A study on stress-corrosion cracking using single fiber model specimen (degradation properties of GFRP caused by water absorption)

Recently the crack propagation properties of GFRP on the stress corrosion cracking (S.C.C) are investigated, and the threshold stress intensity factor K_ICC is verified in some environmental solution. From the investigation, it was found that GFRP reinforced by C glass fiber has a superior acid resistance. However the microscopic crack propagation mechanisms caused by the material corrosion are not verified, and the microscopic mechanisms are necessary to assure the durability. Therefore the degradation mechanisms of the inner fiber and the matrix and the fiber/matrix interface should be quantified. In this study, the degradation of the fiber strength and the fiber/matrix interfacial shear strength are investigated using a single fiber composite previously immersed into environmental solutions, distilled water and acid solution.
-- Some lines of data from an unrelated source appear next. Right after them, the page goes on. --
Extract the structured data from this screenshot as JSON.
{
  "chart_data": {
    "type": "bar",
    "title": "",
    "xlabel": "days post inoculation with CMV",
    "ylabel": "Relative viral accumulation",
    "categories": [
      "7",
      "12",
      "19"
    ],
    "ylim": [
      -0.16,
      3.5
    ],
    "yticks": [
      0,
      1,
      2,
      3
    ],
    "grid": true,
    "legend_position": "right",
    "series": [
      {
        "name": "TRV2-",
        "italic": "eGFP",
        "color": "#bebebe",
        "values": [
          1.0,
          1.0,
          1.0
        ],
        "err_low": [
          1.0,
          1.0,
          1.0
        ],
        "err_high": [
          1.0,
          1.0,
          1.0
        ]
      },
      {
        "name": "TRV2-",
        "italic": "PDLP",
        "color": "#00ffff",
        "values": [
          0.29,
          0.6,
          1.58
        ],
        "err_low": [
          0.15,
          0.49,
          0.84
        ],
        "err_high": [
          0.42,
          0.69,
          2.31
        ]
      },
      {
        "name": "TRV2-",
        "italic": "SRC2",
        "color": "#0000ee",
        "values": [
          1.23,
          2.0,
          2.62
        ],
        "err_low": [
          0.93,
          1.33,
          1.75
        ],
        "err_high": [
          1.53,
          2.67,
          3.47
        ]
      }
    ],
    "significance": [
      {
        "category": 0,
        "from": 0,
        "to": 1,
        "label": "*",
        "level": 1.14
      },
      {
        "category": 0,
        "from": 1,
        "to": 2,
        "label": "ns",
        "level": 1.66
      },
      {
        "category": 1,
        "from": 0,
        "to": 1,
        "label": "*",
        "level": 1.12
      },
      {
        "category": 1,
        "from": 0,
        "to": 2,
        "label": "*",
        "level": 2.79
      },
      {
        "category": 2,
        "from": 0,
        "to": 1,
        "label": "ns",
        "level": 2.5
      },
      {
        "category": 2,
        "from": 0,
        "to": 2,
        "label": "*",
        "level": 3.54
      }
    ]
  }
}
The effects of solution diffusion into the matrix resin on the fiber strength and the interfacial shear strength have been evaluated as a function of immersion time by fragmentation test in the room air. It is found that the diffusion of distilled water influences the degradation earlier than the acid solution. And the diffusion behavior is confirmed by Fickian diffusion analysis. The calculated concentration distribution showed that the water concentration around the fiber is saturated much earlier than the saturation of the acid ion due to the lower diffusion coefficient. Furthermore the crack propagation mechanisms are discussed based on the degradation estimated by the fragmentation test.